GPT-4 poses negligible additional risk that a malefactor could build a biological weapon, according to a new study.
What’s new: OpenAI compared the ability of GPT-4 and web search to contribute to the creation of a dangerous virus or bacterium. The large language model was barely more helpful than the web.
How it works: The researchers asked both trained biologists and biology students to design a biological threat using either web search or web search plus GPT-4.
- The authors recruited 50 experts who had doctorates and experience in a laboratory equipped to handle biohazards, and 50 students who had taken a biology course at an undergraduate level or higher. All participants were U.S. citizens or permanent residents and passed a criminal background check.
- Half of each group were allowed to search the web. The other half also had access to GPT-4. (The experts were given a research version of the model that was capable of answering dangerous questions with limited safeguards.)
- Participants were asked to complete 5 tasks that corresponded to steps in building a biological threat: (i) choose a suitable biohazard, (ii) find a way to obtain it, (iii) plan a process to produce the threat in a sufficient quantity, (iv) determine how to formulate and stabilize it for deployment as a bioweapon, and (v) identify mechanisms to release it.
- The authors scored completion of each task for accuracy, completeness, and innovation (0 to 10) as well as time taken (in minutes). Participants scored each task for difficulty (0 to 10).
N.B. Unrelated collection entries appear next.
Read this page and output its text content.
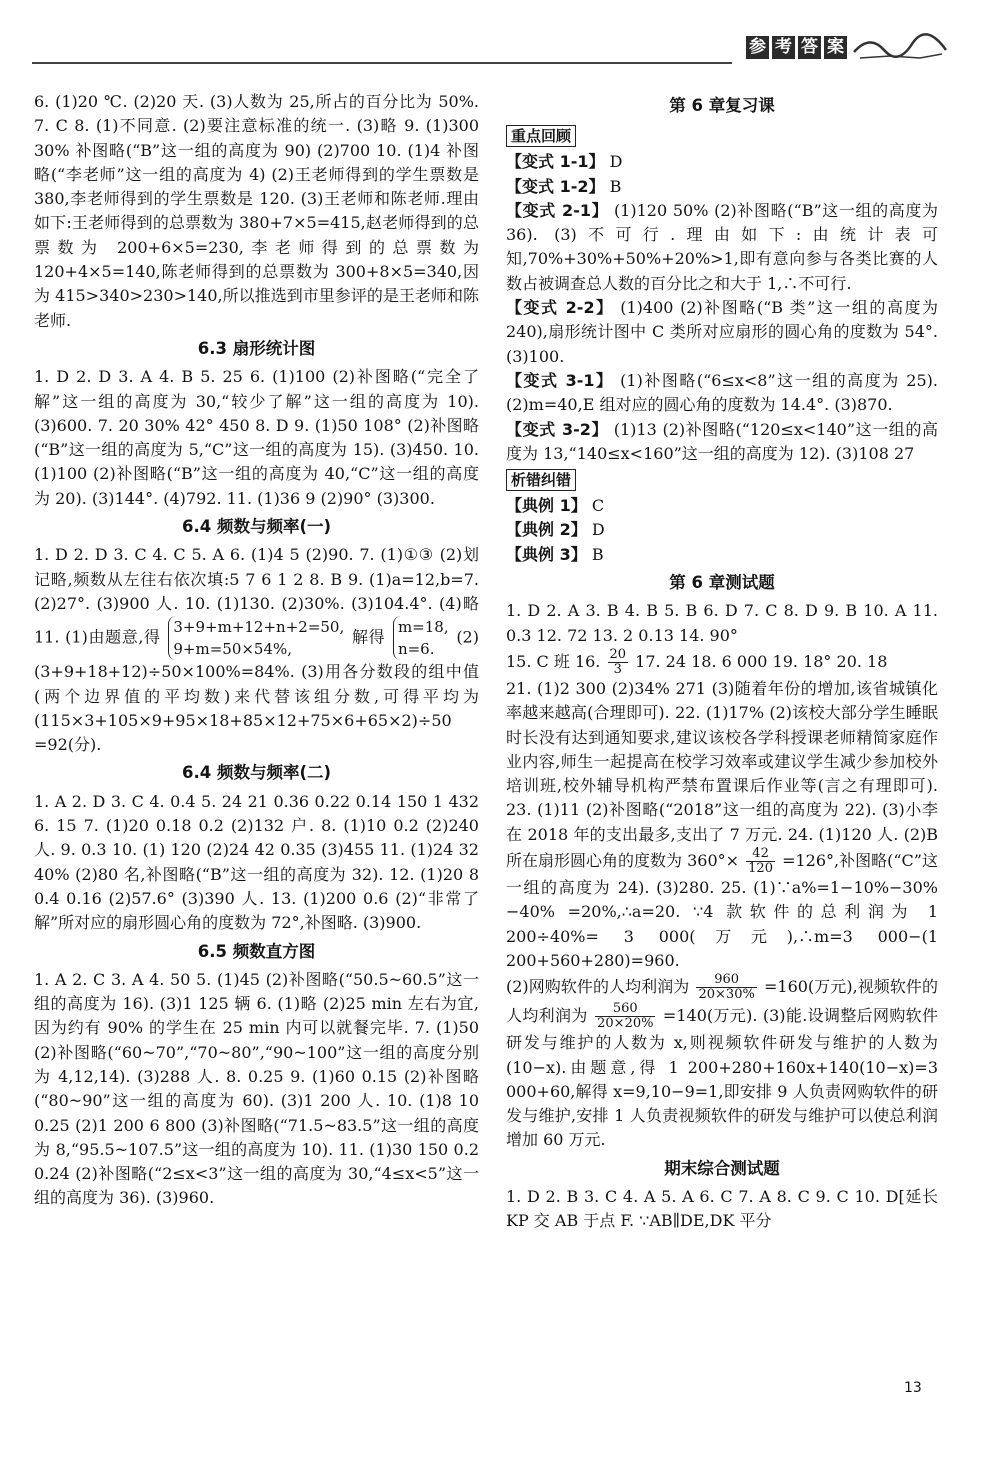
参 考 答 案

6. (1)20 ℃. (2)20 天. (3)人数为 25,所占的百分比为 50%. 7. C 8. (1)不同意. (2)要注意标准的统一. (3)略 9. (1)300 30% 补图略(“B”这一组的高度为 90) (2)700 10. (1)4 补图略(“李老师”这一组的高度为 4) (2)王老师得到的学生票数是 380,李老师得到的学生票数是 120. (3)王老师和陈老师.理由如下:王老师得到的总票数为 380+7×5=415,赵老师得到的总票数为 200+6×5=230,李老师得到的总票数为 120+4×5=140,陈老师得到的总票数为 300+8×5=340,因为 415>340>230>140,所以推选到市里参评的是王老师和陈老师.

6.3 扇形统计图

1. D 2. D 3. A 4. B 5. 25 6. (1)100 (2)补图略(“完全了解”这一组的高度为 30,“较少了解”这一组的高度为 10). (3)600. 7. 20 30% 42° 450 8. D 9. (1)50 108° (2)补图略(“B”这一组的高度为 5,“C”这一组的高度为 15). (3)450. 10. (1)100 (2)补图略(“B”这一组的高度为 40,“C”这一组的高度为 20). (3)144°. (4)792. 11. (1)36 9 (2)90° (3)300.

6.4 频数与频率(一)

1. D 2. D 3. C 4. C 5. A 6. (1)4 5 (2)90. 7. (1)①③ (2)划记略,频数从左往右依次填:5 7 6 1 2 8. B 9. (1)a=12,b=7. (2)27°. (3)900 人. 10. (1)130. (2)30%. (3)104.4°. (4)略 11. (1)由题意,得
3+9+m+12+n+2=50,
9+m=50×54%,
解得
m=18,
n=6.
(2)(3+9+18+12)÷50×100%=84%. (3)用各分数段的组中值(两个边界值的平均数)来代替该组分数,可得平均为 (115×3+105×9+95×18+85×12+75×6+65×2)÷50 =92(分).

6.4 频数与频率(二)

1. A 2. D 3. C 4. 0.4 5. 24 21 0.36 0.22 0.14 150 1 432 6. 15 7. (1)20 0.18 0.2 (2)132 户. 8. (1)10 0.2 (2)240 人. 9. 0.3 10. (1) 120 (2)24 42 0.35 (3)455 11. (1)24 32 40% (2)80 名,补图略(“B”这一组的高度为 32). 12. (1)20 8 0.4 0.16 (2)57.6° (3)390 人. 13. (1)200 0.6 (2)“非常了解”所对应的扇形圆心角的度数为 72°,补图略. (3)900.

6.5 频数直方图

1. A 2. C 3. A 4. 50 5. (1)45 (2)补图略(“50.5~60.5”这一组的高度为 16). (3)1 125 辆 6. (1)略 (2)25 min 左右为宜,因为约有 90% 的学生在 25 min 内可以就餐完毕. 7. (1)50 (2)补图略(“60~70”,“70~80”,“90~100”这一组的高度分别为 4,12,14). (3)288 人. 8. 0.25 9. (1)60 0.15 (2)补图略(“80~90”这一组的高度为 60). (3)1 200 人. 10. (1)8 10 0.25 (2)1 200 6 800 (3)补图略(“71.5~83.5”这一组的高度为 8,“95.5~107.5”这一组的高度为 10). 11. (1)30 150 0.2 0.24 (2)补图略(“2≤x<3”这一组的高度为 30,“4≤x<5”这一组的高度为 36). (3)960.

第 6 章复习课
重点回顾

【变式 1-1】 D

【变式 1-2】 B

【变式 2-1】 (1)120 50% (2)补图略(“B”这一组的高度为 36). (3)不可行.理由如下:由统计表可知,70%+30%+50%+20%>1,即有意向参与各类比赛的人数占被调查总人数的百分比之和大于 1,∴不可行.

【变式 2-2】 (1)400 (2)补图略(“B 类”这一组的高度为 240),扇形统计图中 C 类所对应扇形的圆心角的度数为 54°. (3)100.

【变式 3-1】 (1)补图略(“6≤x<8”这一组的高度为 25). (2)m=40,E 组对应的圆心角的度数为 14.4°. (3)870.

【变式 3-2】 (1)13 (2)补图略(“120≤x<140”这一组的高度为 13,“140≤x<160”这一组的高度为 12). (3)108 27

析错纠错

【典例 1】 C

【典例 2】 D

【典例 3】 B

第 6 章测试题

1. D 2. A 3. B 4. B 5. B 6. D 7. C 8. D 9. B 10. A 11. 0.3 12. 72 13. 2 0.13 14. 90°

15. C 班 16. $\frac{20}{3} 17$. 24 18. 6 000 19. 18° 20. 18

21. (1)2 300 (2)34% 271 (3)随着年份的增加,该省城镇化率越来越高(合理即可). 22. (1)17% (2)该校大部分学生睡眠时长没有达到通知要求,建议该校各学科授课老师精简家庭作业内容,师生一起提高在校学习效率或建议学生减少参加校外培训班,校外辅导机构严禁布置课后作业等(言之有理即可). 23. (1)11 (2)补图略(“2018”这一组的高度为 22). (3)小李在 2018 年的支出最多,支出了 7 万元. 24. (1)120 人. (2)B 所在扇形圆心角的度数为 $360^\circ\times \frac{42}{120} =126^\circ$,补图略(“C”这一组的高度为 24). (3)280. 25. (1)∵a%=1−10%−30%−40% =20%,∴a=20. ∵4 款软件的总利润为 1 200÷40%= 3 000(万元),∴m=3 000−(1 200+560+280)=960.

(2)网购软件的人均利润为 $\frac{960}{20\times 30\%} =160$(万元),视频软件的人均利润为 $\frac{560}{20\times 20\%} =140$(万元). (3)能.设调整后网购软件研发与维护的人数为 x,则视频软件研发与维护的人数为(10−x).由题意,得 1 200+280+160x+140(10−x)=3 000+60,解得 x=9,10−9=1,即安排 9 人负责网购软件的研发与维护,安排 1 人负责视频软件的研发与维护可以使总利润增加 60 万元.

期末综合测试题

1. D 2. B 3. C 4. A 5. A 6. C 7. A 8. C 9. C 10. D[延长 KP 交 AB 于点 F. ∵AB∥DE,DK 平分

13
Results: Participants who used GPT-4 showed slight increases in accuracy and completeness.Students with GPT-4 scored 0.25 and 0.41 more points on average, respectively, than students in the control group. Experts with access to the less restricted version of GPT-4 scored 0.88 and 0.82 points higher on average, respectively, than experts in the control group. However, these increases were not statistically significant. Moreover, participants who used GPT-4 didn’t show greater innovation, take less time per task, or view their tasks as easier. Even if GPT-4 could be prompted to provide information that would facilitate a biological attack, the model didn’t provide more information than a user could glean by searching the web.
Why it matters: AI alarmists have managed to create a lot of anxiety by promoting disaster scenarios, such as human extinction, that the technology has no clear way to bring about. Meanwhile, the unfounded fears stand to slow down developments that could do tremendous good in the world. Evidence that GPT-4 is no more likely than web search to aid in building a bioweapon is a welcome antidote. (Though we would do well to consider removing from the web unnecessary information that may aid in the making of bioweapons.)
We’re thinking: Large language models, like other multipurpose productivity tools such as web search or spreadsheet software, are potentially useful for malicious actors who want to do harm. Yet AI’s potential in biothreat development garners headlines, while Excel’s is rarely mentioned. That makes it doubly important to quantify the risk in ways that can guide regulators and other decision makers.